Over the 4 runs, it never correctly calculated either the mean or the variance. It said the mean was 5/6 three times, and once said the mean was 1.5. It said the variance was 11/18, 47/18, 7/36, 0.25 over the four runs.


ChatGPT performs very poorly on these questions. Whenever the task consists of more than reciting a known formula, ChatGPT rapidly diverges from the correct answer. Once off the path of the correct answer, its generated text becomes increasingly nonsensical. A human, having made a mistake, might at this point realize that they had made a mistake, and go back to try to correct things. ChatGPT never does this, presumably because it was trained on text that didn’t contain many mistakes, and contained very few examples of people realizing mistakes halfway through and correcting them.

ChatGPT performs worst of all on basic arithmetic such as working with fractions, and basic algebra. In particular, it tried 3 times to calculate (1/3)/1 + (2/3)/2, and always incorrectly got 5/6, when the correct answer is 2/3.

To see if this issue remained in isolation, I asked it the question “What is (1/3)/1 + (2/3)/2?”. I repeated this question 4 times.
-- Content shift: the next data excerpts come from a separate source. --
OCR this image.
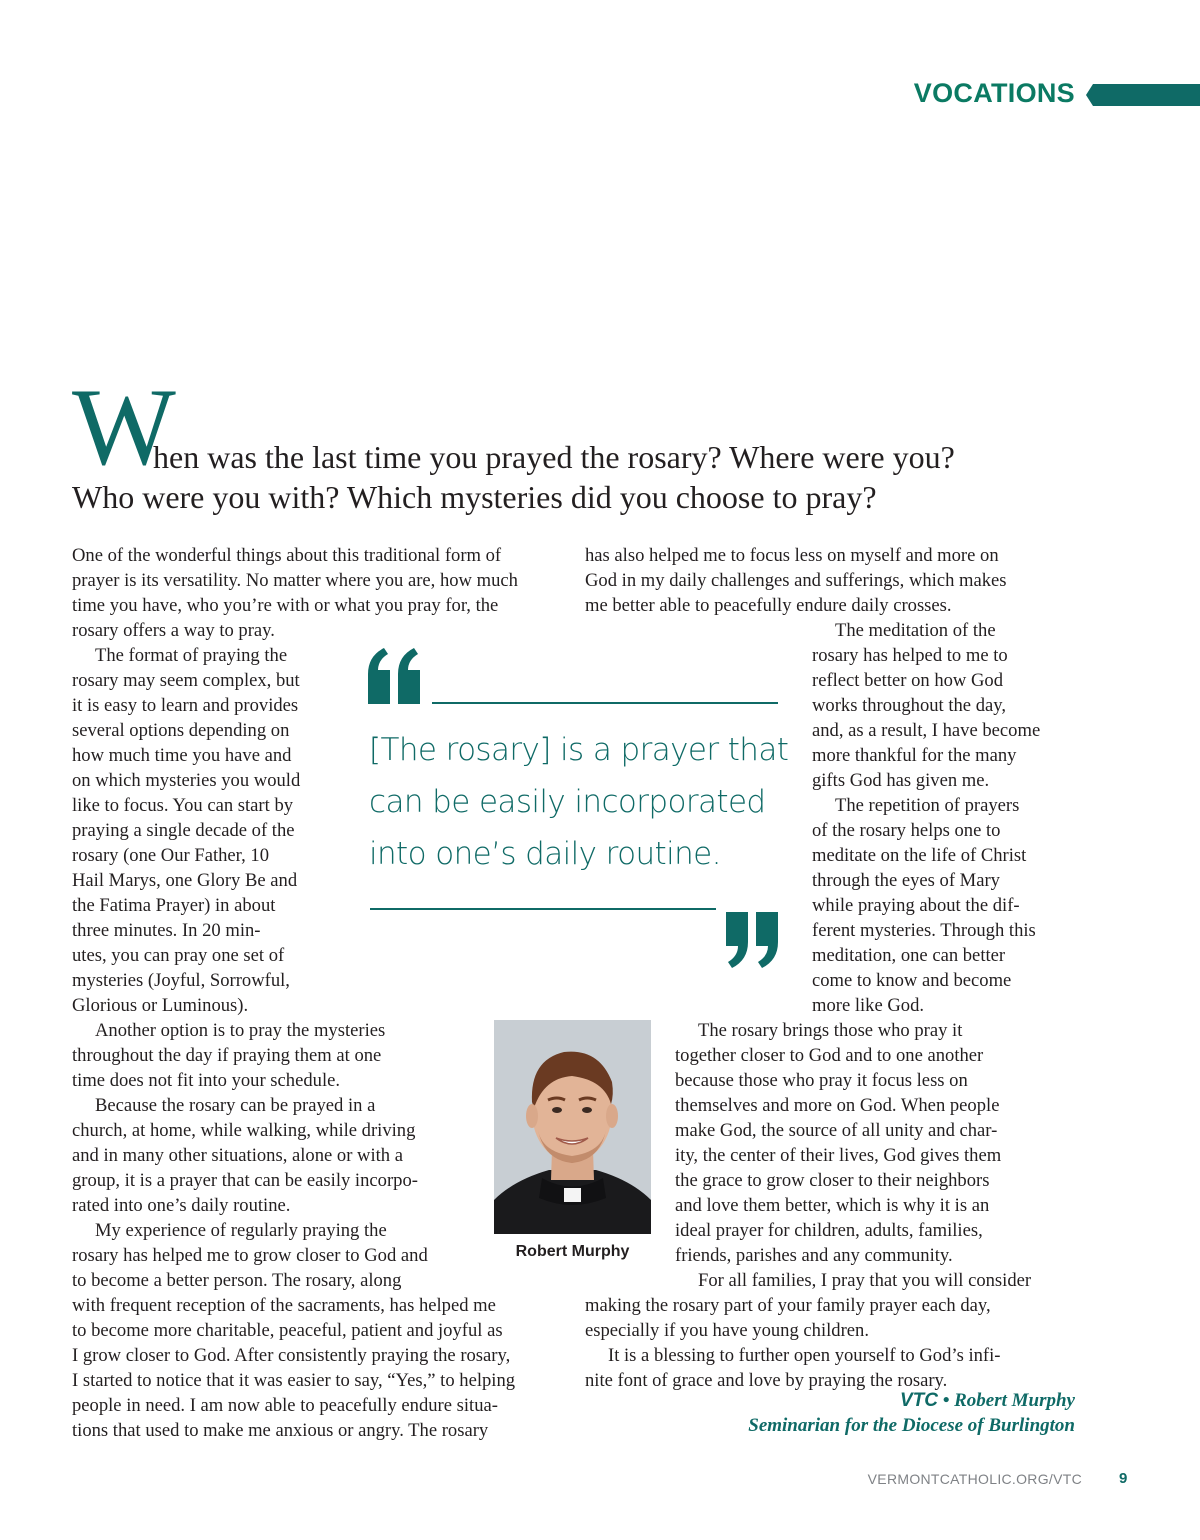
VOCATIONS
W
hen was the last time you prayed the rosary? Where were you?
Who were you with? Which mysteries did you choose to pray?
One of the wonderful things about this traditional form of
prayer is its versatility. No matter where you are, how much
time you have, who you’re with or what you pray for, the
rosary offers a way to pray.
The format of praying the
rosary may seem complex, but
it is easy to learn and provides
several options depending on
how much time you have and
on which mysteries you would
like to focus. You can start by
praying a single decade of the
rosary (one Our Father, 10
Hail Marys, one Glory Be and
the Fatima Prayer) in about
three minutes. In 20 min-
utes, you can pray one set of
mysteries (Joyful, Sorrowful,
Glorious or Luminous).
Another option is to pray the mysteries
throughout the day if praying them at one
time does not fit into your schedule.
Because the rosary can be prayed in a
church, at home, while walking, while driving
and in many other situations, alone or with a
group, it is a prayer that can be easily incorpo-
rated into one’s daily routine.
My experience of regularly praying the
rosary has helped me to grow closer to God and
to become a better person. The rosary, along
with frequent reception of the sacraments, has helped me
to become more charitable, peaceful, patient and joyful as
I grow closer to God. After consistently praying the rosary,
I started to notice that it was easier to say, “Yes,” to helping
people in need. I am now able to peacefully endure situa-
tions that used to make me anxious or angry. The rosary
has also helped me to focus less on myself and more on
God in my daily challenges and sufferings, which makes
me better able to peacefully endure daily crosses.
The meditation of the
rosary has helped to me to
reflect better on how God
works throughout the day,
and, as a result, I have become
more thankful for the many
gifts God has given me.
The repetition of prayers
of the rosary helps one to
meditate on the life of Christ
through the eyes of Mary
while praying about the dif-
ferent mysteries. Through this
meditation, one can better
come to know and become
more like God.
The rosary brings those who pray it
together closer to God and to one another
because those who pray it focus less on
themselves and more on God. When people
make God, the source of all unity and char-
ity, the center of their lives, God gives them
the grace to grow closer to their neighbors
and love them better, which is why it is an
ideal prayer for children, adults, families,
friends, parishes and any community.
For all families, I pray that you will consider
making the rosary part of your family prayer each day,
especially if you have young children.
It is a blessing to further open yourself to God’s infi-
nite font of grace and love by praying the rosary.
[The rosary] is a prayer that
can be easily incorporated
into one’s daily routine.
Robert Murphy
VTC • Robert Murphy
Seminarian for the Diocese of Burlington
VERMONTCATHOLIC.ORG/VTC 9
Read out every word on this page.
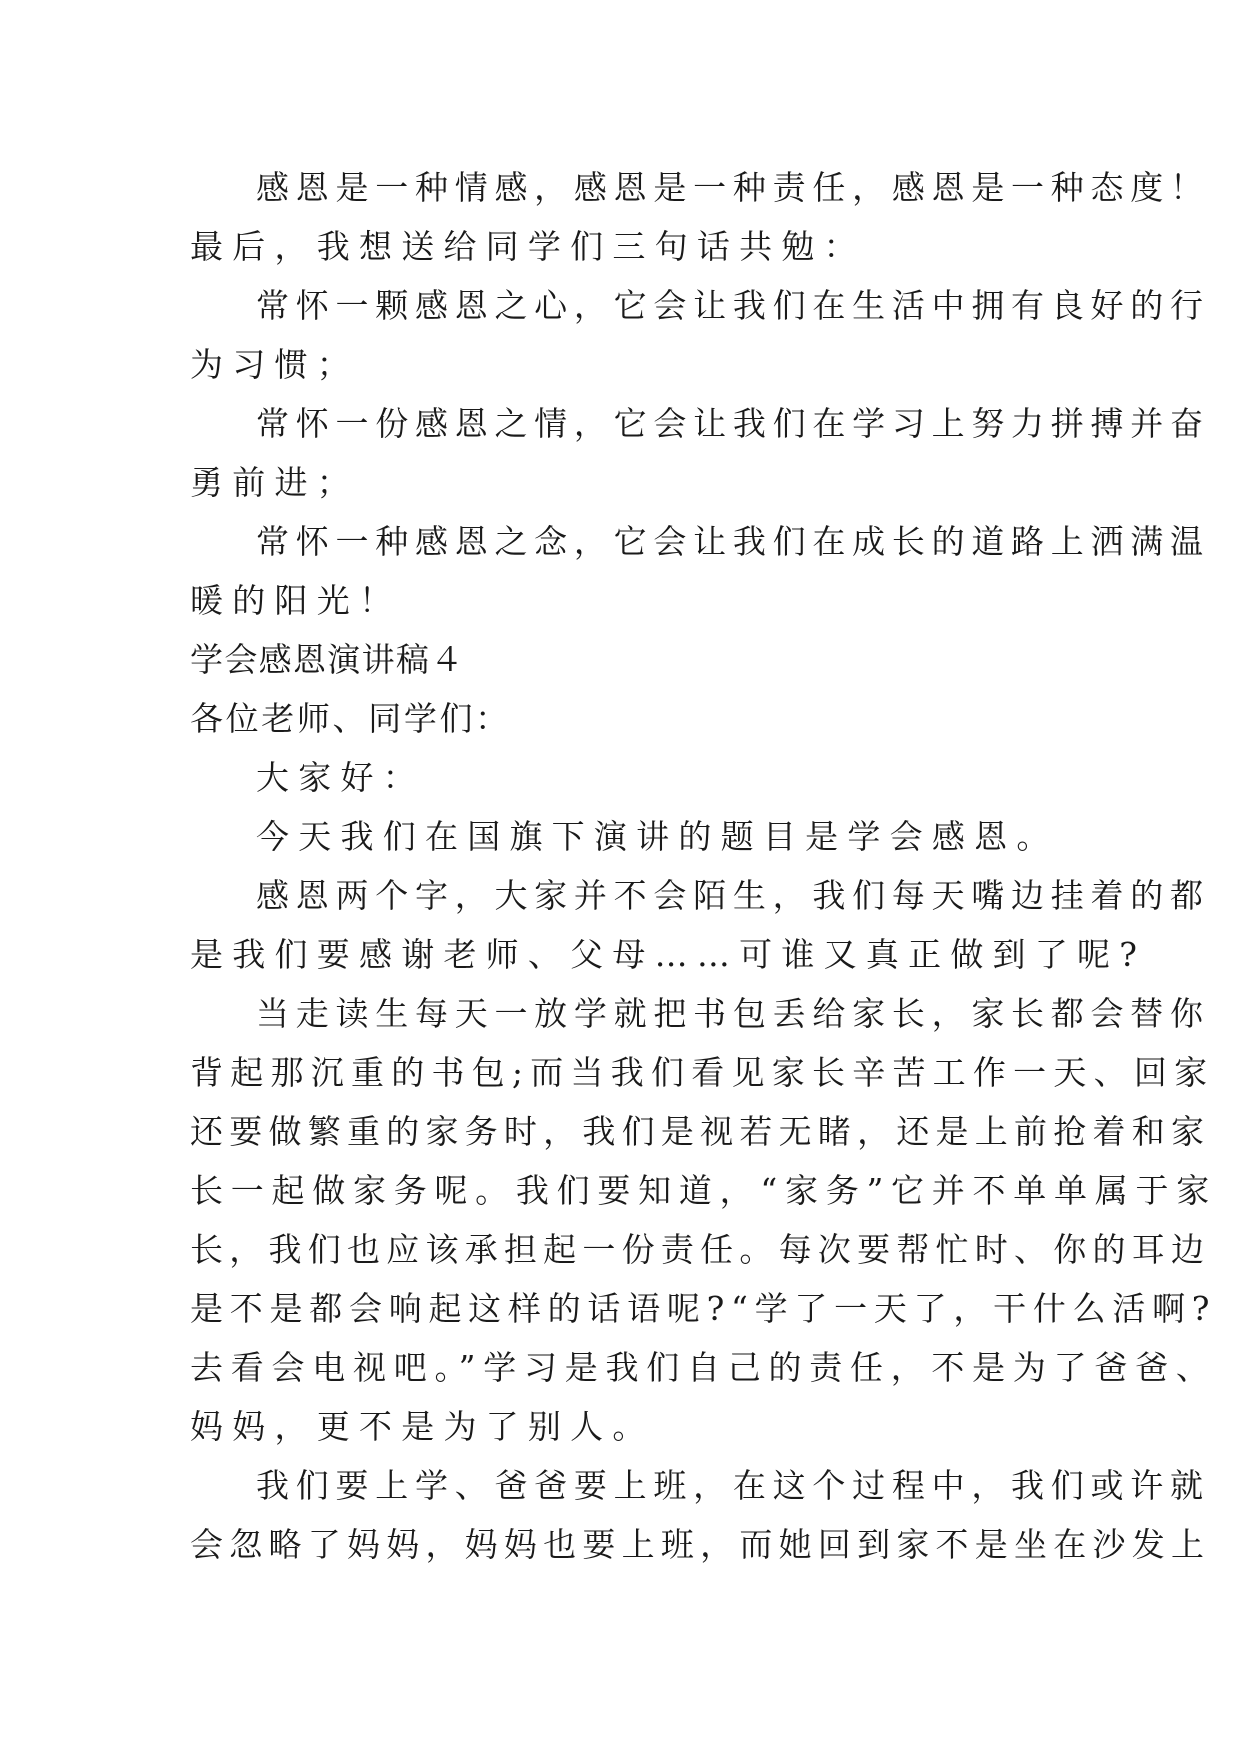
感恩是一种情感，感恩是一种责任，感恩是一种态度！

最后，我想送给同学们三句话共勉：

常怀一颗感恩之心，它会让我们在生活中拥有良好的行

为习惯；

常怀一份感恩之情，它会让我们在学习上努力拼搏并奋

勇前进；

常怀一种感恩之念，它会让我们在成长的道路上洒满温

暖的阳光！

学会感恩演讲稿４

各位老师、同学们：

大家好：

今天我们在国旗下演讲的题目是学会感恩。

感恩两个字，大家并不会陌生，我们每天嘴边挂着的都

是我们要感谢老师、父母……可谁又真正做到了呢?

当走读生每天一放学就把书包丢给家长，家长都会替你

背起那沉重的书包;而当我们看见家长辛苦工作一天、回家

还要做繁重的家务时，我们是视若无睹，还是上前抢着和家

长一起做家务呢。我们要知道，“家务”它并不单单属于家

长，我们也应该承担起一份责任。每次要帮忙时、你的耳边

是不是都会响起这样的话语呢?“学了一天了，干什么活啊?

去看会电视吧。”学习是我们自己的责任，不是为了爸爸、

妈妈，更不是为了别人。

我们要上学、爸爸要上班，在这个过程中，我们或许就

会忽略了妈妈，妈妈也要上班，而她回到家不是坐在沙发上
All 4 times, it gave the correct answer 2/3, with different working-out text each time. This indicates that the specific context of the probability problem caused it to fail at basic arithmetic, not just the content of the arithmetic itself.

In each of the 8 attempts at the two probability problems, the response was thoroughly incorrect, and would have received a failing grade. If a student submitted these answers, I would be concerned that they were unprepared for the course, and had major gaps in their mathematical knowledge dating back to middle and high school.